Les pas qui conduisent au sommet sont à bout de forces et pourtant légers, tu es au point d'usure maximale du corps, de la perte de poids, de muscles et de cellules cérébrales, tu es au bourdonnement de ruche dans ton corps, un bruit de fibres qui s'agrippent entre elles, compactent les tissus : le sommet, enfin. C'est la plus sûre des limites sur laquelle tu mets les pieds. J'ignore ce qu'est pour un prisonnier le jour de la fin de sa peine, ce qu'est pour un malade la venue de l'aube, ce qu'est pour un écrivain le dernier mot de son livre, mais je crois que tout ça doit ressembler au sommet, la promesse tenue à l'enfant qui trépigne en chacun de nous.

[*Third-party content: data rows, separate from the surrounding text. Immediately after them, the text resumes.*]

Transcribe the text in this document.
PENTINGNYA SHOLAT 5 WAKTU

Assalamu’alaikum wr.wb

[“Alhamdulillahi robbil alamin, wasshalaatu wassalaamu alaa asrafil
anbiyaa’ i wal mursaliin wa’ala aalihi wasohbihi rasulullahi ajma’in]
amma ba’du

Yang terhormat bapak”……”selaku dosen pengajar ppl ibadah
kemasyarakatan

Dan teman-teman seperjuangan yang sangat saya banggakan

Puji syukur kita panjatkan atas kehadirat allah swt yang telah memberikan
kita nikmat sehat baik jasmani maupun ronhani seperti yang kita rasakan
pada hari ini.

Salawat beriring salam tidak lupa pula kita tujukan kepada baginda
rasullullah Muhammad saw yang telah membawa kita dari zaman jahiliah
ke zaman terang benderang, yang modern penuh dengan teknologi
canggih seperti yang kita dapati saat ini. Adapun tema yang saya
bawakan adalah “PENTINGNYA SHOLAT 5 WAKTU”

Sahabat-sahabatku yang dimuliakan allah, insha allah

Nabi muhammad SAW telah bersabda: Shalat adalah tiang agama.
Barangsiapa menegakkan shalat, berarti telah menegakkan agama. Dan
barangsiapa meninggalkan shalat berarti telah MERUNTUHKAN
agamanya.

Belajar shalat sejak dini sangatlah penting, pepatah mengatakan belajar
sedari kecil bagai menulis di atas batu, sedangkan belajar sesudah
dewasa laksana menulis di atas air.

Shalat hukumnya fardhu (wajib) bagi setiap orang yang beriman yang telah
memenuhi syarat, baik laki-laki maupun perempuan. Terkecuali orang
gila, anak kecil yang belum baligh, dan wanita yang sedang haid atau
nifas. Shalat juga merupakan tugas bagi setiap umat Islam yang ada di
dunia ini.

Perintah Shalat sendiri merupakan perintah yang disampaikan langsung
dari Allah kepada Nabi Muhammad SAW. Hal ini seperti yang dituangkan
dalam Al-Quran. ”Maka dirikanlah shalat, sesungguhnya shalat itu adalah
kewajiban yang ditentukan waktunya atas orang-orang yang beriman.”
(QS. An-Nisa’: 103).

Le silence grince sous les pas pointus des crampons, le silence et la neige sont la même chose la nuit et tes pas brisent les deux.
Éprouver de l'émerveillement est une qualité scientifique essentielle, parce qu'elle incite à découvrir.
S'apercevoir que l'infini existe est déjà un début d'entente entre la toute petite taille de la créature humaine et l'univers.
Pour moi, l'alpinisme est un voyage de surface, un échange entre deux épidermes, le rocher et les phalanges des doigts. L'alpinisme, c'est l'air libre. Quand je dois partir de nuit pour gagner du temps, je me sens comme au temps où je sortais pour arriver à l'usine à six heures, avec la première équipe (p. 116).
La chance ne change pas les hommes, mais elle les démasque. (Proverbe népalais)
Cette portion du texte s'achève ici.